The eleven seconds of ants crawling over a crucifix to which the Catholic League so vehemently objects can, indeed, be read as a gesture of considered theological critique. Wojnarowicz patterned himself off another artist who engaged repeatedly in Catholic imagery, the French symbolism poet Arthur Rimbaud. In one portrait series, Wojnarowicz photographed himself behind a makeshift mask constructed from a famous portrait of Rimbaud. As Rimbaud, in his masterwork “Season in Hell,” had dreamed of a new Eden were humans could exist in ignorance of the concept of the Fall into sin, which he took to be an inescapable conceptual “curse” of western civilization, so Wojnarowicz, from a young age, embraced the notion of nature represented in the lowliest of creatures as a counter-vision to Christian ontological claims. Not for him images of angels rising; rather, over the icon of the whole system of inherent sin, necessary redemption, and otherworldly reward, Wojnarowicz imposes his personal iconography for the raw vitality of life, pre-conceptual, untainted by a religious worldview he finds to be flawed, oppressive and rejecting; a worldview that rejects—that fetishizes—the very love he felt for his recently deceased partner.
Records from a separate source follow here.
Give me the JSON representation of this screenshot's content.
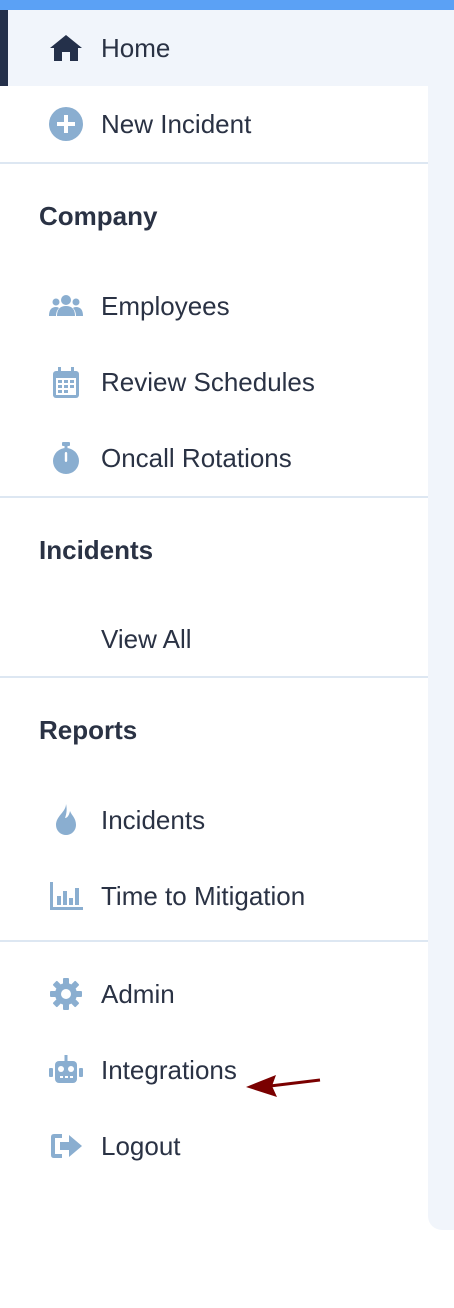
{
  "sidebar": {
    "main": [
      {
        "label": "Home",
        "icon": "home-icon"
      },
      {
        "label": "New Incident",
        "icon": "plus-circle-icon"
      }
    ],
    "sections": [
      {
        "title": "Company",
        "items": [
          {
            "label": "Employees",
            "icon": "users-icon"
          },
          {
            "label": "Review Schedules",
            "icon": "calendar-icon"
          },
          {
            "label": "Oncall Rotations",
            "icon": "stopwatch-icon"
          }
        ]
      },
      {
        "title": "Incidents",
        "items": [
          {
            "label": "View All",
            "icon": ""
          }
        ]
      },
      {
        "title": "Reports",
        "items": [
          {
            "label": "Incidents",
            "icon": "fire-icon"
          },
          {
            "label": "Time to Mitigation",
            "icon": "bar-chart-icon"
          }
        ]
      }
    ],
    "footer": [
      {
        "label": "Admin",
        "icon": "gear-icon"
      },
      {
        "label": "Integrations",
        "icon": "robot-icon"
      },
      {
        "label": "Logout",
        "icon": "logout-icon"
      }
    ]
  },
  "colors": {
    "accent": "#5ba1f5",
    "icon": "#8aaed0",
    "active_bar": "#24304a",
    "annotation_arrow": "#7a0000"
  }
}
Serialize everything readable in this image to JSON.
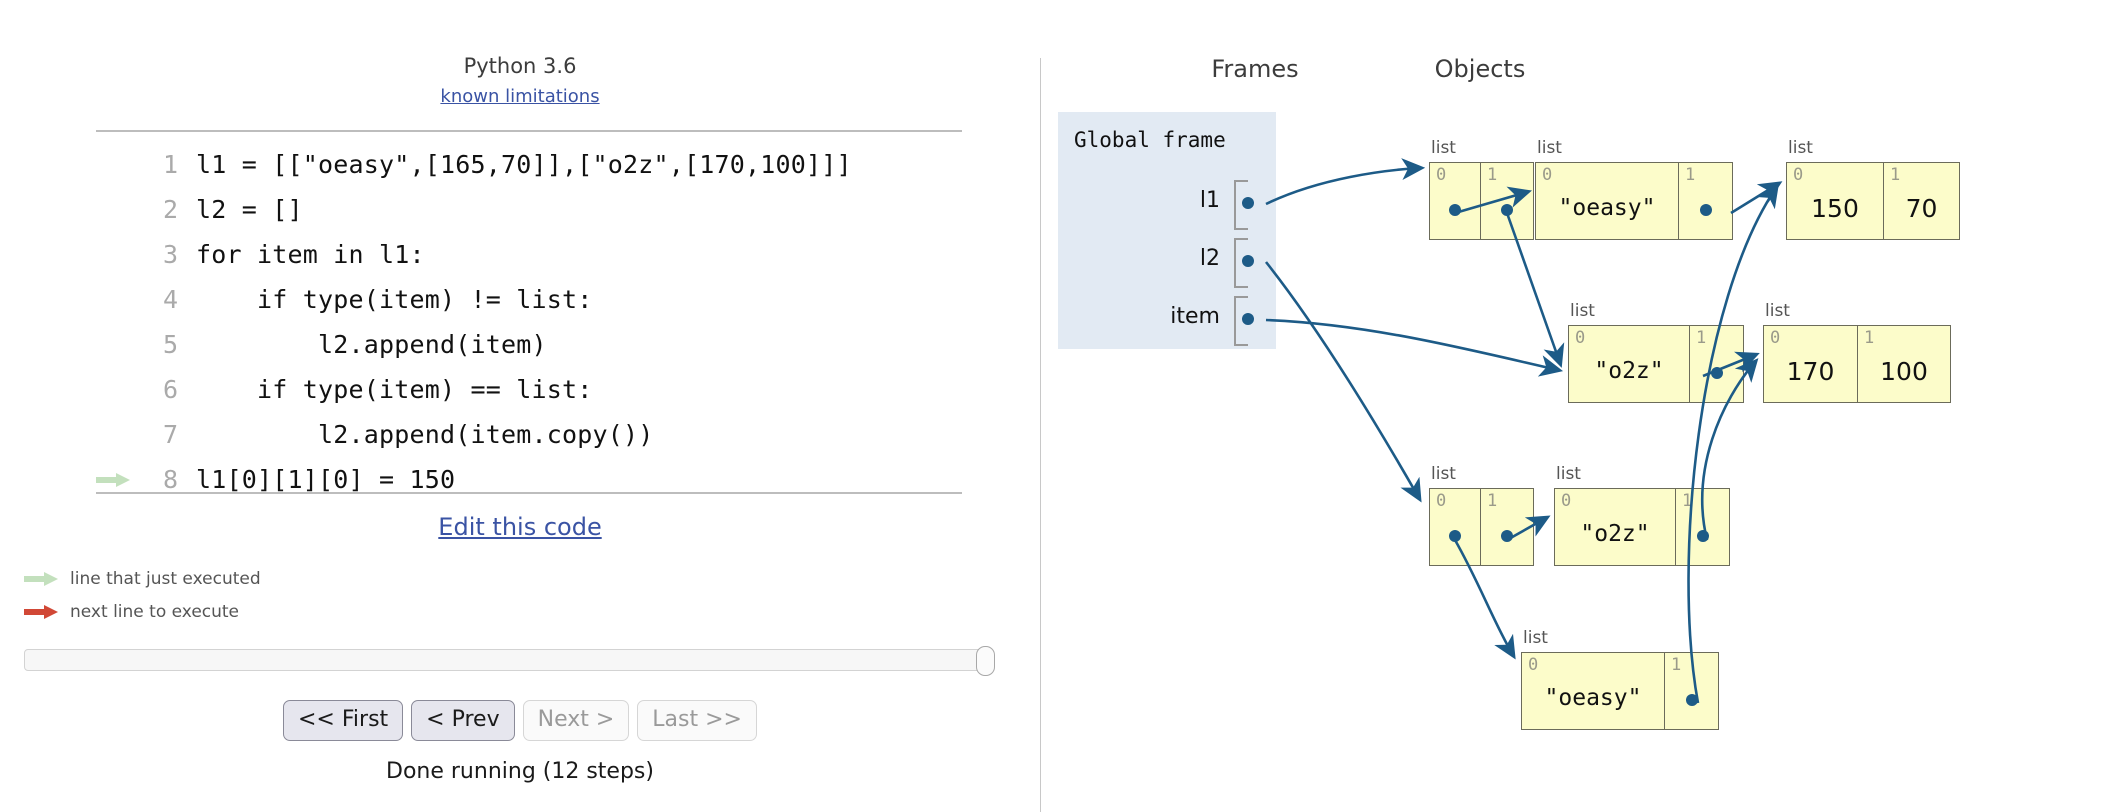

Whether the demand for censorship or the confusion of theological disagreement with anti-religious “hate speech” is more threatening to democracy is, ultimately, a moot question, however terrifying it might be. The Smithsonian’s “Hide/Seek” show will be remembered for its capitulation to censorship, yet for all of the buzz around Wojnarowicz’s piece and its removal, there is another gaping absence, that of actual consideration of the work itself and what it might be trying to express. Wojnarowicz took Rimbaud’s dictum “I am an other” as a methodological statement, a precondition for the creation of art, insisting that art must exist in relation—at once intimately personal yet also always communicative. The greatest disrespect for Wojnarowicz is not censorship; it is ignoring the content of that which was censored.
David Wojnarowicz, “Fire in My Belly,” Dailymotion video, 4:10.
Spencer Dew is a lecturer in the department of Philosophy and Religious Studies at Iowa State University and the author of the forthcoming Learning for Revolution: The Work of Kathy Acker (CA: San Diego State University Press, 2010). Dew holds a PhD from the University of Chicago Divinity School and is a former junior fellow in the Martin Marty Center and the former editor of the Religion and Culture Web Forum.